Philippine values and philosophy
The Philippines is the only country I know of where the word “philosopher” is considered an insult.
That’s right. To the Filipinos, a “pilosopo” is a smart aleck--someone who engages in meticulous and abstract reasoning, thereby incurring the ire of other Filipinos. The statement “Namimilosopo ka na naman” is a huge slap in the face. It’s a way of shutting down reasoned discourse, instead of attempting to refute the logic in question.
This word can also mean someone who attempts to challenge conventions, traditions or widely held beliefs. A “pilosopo” marches to the beat of a different drummer, and therefore a thorn in the people’s collective side. In a society as passionately conformist as the Philippines, this type of behavior is widely regarded as unacceptable—weird, even.
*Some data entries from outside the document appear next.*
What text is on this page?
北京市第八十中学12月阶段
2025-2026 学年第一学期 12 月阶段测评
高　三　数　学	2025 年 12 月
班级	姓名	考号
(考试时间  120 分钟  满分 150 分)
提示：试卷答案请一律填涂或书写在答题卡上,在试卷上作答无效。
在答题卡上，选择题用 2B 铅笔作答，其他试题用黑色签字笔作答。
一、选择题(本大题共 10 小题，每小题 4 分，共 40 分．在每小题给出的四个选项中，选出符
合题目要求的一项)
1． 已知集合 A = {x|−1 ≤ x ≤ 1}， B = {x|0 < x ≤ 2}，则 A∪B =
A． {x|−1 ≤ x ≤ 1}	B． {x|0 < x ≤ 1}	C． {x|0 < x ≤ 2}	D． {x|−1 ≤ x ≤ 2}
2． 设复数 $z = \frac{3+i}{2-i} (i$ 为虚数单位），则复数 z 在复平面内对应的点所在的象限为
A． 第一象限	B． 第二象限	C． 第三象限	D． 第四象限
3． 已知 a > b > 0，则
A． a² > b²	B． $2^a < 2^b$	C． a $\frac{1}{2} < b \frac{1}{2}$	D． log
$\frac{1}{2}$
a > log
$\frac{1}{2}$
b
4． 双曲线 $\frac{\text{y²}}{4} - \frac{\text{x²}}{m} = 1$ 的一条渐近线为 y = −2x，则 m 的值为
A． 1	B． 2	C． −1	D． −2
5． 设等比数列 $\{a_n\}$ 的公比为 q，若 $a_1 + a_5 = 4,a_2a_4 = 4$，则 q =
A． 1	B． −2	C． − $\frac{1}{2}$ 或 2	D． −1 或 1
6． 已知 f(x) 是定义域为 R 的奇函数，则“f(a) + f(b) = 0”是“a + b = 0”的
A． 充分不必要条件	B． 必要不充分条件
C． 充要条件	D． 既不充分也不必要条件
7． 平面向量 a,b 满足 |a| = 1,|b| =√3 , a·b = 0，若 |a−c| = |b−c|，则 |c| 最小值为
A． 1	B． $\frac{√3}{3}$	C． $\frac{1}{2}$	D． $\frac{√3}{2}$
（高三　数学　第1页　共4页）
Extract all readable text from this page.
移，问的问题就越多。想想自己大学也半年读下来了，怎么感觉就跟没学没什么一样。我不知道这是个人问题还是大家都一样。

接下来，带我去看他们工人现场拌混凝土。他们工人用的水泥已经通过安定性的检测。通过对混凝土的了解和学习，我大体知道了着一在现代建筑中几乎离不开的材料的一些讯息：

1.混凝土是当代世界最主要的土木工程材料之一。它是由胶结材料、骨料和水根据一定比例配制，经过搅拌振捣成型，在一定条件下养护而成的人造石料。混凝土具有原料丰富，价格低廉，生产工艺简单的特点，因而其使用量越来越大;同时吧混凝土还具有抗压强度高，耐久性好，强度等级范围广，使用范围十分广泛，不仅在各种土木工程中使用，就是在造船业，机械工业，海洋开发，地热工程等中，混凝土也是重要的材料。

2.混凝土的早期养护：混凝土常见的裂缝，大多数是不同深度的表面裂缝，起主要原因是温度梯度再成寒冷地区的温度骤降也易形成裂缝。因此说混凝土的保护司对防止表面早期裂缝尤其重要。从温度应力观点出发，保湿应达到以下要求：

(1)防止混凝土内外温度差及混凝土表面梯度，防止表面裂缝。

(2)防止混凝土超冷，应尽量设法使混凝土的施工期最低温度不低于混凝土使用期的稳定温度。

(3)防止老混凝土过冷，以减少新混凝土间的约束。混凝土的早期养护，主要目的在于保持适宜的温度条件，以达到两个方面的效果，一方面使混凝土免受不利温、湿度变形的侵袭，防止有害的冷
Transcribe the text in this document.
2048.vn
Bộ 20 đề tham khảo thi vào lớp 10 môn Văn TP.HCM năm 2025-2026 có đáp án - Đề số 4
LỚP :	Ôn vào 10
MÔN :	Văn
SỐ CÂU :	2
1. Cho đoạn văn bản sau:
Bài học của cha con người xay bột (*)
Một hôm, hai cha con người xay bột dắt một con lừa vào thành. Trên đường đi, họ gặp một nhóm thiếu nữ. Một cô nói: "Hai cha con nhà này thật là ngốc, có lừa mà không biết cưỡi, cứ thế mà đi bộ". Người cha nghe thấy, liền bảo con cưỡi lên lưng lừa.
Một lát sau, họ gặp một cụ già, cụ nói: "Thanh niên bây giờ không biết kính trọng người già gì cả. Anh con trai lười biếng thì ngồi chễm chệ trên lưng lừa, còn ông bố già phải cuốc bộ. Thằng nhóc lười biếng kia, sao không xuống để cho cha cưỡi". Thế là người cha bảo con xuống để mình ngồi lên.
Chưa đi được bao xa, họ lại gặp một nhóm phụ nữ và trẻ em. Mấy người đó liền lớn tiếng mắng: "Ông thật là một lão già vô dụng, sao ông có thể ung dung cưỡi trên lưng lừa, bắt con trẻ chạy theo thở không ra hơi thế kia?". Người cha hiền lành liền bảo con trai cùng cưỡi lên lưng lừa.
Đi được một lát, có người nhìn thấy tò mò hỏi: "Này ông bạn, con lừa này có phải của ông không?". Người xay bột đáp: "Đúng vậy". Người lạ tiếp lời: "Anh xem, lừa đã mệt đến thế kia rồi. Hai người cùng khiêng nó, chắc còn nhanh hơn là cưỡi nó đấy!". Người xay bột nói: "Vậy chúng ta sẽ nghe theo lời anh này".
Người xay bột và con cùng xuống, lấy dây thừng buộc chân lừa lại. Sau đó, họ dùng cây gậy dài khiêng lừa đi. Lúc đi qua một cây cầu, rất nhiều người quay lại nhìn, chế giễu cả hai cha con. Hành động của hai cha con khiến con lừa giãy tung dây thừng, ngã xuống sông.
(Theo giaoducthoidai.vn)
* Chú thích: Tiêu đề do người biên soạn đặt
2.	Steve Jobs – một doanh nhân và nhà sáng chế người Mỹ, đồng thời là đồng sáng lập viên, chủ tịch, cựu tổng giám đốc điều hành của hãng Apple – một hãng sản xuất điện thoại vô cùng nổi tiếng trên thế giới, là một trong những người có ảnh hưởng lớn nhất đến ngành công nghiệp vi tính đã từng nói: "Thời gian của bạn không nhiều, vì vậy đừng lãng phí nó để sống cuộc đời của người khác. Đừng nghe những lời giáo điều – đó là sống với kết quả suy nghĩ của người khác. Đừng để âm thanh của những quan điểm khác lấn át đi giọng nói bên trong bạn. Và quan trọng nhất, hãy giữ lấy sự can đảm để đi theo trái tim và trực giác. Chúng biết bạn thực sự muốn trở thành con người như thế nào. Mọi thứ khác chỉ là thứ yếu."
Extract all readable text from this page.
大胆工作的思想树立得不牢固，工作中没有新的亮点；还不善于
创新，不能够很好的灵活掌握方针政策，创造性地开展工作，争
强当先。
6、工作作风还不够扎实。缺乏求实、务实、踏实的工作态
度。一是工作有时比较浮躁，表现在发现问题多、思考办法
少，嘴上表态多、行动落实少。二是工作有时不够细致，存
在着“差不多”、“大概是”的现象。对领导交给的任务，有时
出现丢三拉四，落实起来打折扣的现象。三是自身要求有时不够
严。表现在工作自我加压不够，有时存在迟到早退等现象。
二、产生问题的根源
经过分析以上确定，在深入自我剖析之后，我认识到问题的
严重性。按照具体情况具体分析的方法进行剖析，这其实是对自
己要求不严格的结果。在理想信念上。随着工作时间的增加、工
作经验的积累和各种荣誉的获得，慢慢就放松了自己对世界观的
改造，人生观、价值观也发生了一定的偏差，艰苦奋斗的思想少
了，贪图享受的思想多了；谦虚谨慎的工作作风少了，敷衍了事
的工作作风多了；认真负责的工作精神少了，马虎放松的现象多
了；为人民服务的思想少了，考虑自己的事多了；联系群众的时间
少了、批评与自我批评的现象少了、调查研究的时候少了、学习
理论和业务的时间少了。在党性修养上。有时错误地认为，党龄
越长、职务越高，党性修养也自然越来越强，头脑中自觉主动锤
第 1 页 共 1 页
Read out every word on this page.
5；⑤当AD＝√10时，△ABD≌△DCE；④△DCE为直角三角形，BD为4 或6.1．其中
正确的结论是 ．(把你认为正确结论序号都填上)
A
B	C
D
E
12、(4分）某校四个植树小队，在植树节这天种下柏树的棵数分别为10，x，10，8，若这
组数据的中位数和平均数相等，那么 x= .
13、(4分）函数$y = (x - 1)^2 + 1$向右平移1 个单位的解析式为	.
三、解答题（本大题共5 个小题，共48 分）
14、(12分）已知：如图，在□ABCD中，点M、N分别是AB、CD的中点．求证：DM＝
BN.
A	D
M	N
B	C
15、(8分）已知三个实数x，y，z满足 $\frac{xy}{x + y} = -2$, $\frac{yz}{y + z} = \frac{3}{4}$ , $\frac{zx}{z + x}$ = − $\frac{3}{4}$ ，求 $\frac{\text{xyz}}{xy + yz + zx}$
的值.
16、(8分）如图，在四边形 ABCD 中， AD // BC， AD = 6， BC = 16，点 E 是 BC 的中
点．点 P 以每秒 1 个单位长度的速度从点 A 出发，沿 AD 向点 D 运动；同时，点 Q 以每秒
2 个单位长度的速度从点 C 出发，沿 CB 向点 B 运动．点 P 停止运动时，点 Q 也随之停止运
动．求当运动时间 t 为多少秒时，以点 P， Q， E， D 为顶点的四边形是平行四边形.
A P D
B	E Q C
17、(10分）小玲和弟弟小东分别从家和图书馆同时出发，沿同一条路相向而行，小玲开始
This choice of words is interesting. In other nations, philosophers are regarded as wise and learned sages. In China, for example, Confucius is widely revered. In the Western World, even the relatively unlearned know that the likes of Plato, Socrates and Aristotle are to be respected and emulated. Yet in the Philippines, to be called a “philosopher” is a dire insult, a term of extreme derision.
A related insult is the statement, “Palagi kang may dahilan!” or “Palagi kang may rason!” (rough translation: “You always have an answer, don’t you?”). The connotation here is that if you have an rebuttal to people’s objections, you are some sort of smart aleck and you need to back off. To be sure, there are times when people can take reasoning too far (i.e. when they’re trying to defend an untenable position); however, in situations like this, the implication is typically that reasoning is something that is frequently devalued, especially if it challenged authority or rocks the boat. Amidst the conformity of Filipino society, that is simply not tolerable.
This choice of words shows the low regard that Filipino society has for critical thinking and challenging of the status quo. It’s a society where anti-intellectualism is a virtue, and where too much careful thinking is a sign of weirdness and unacceptable behavior. Socrates would not be proud.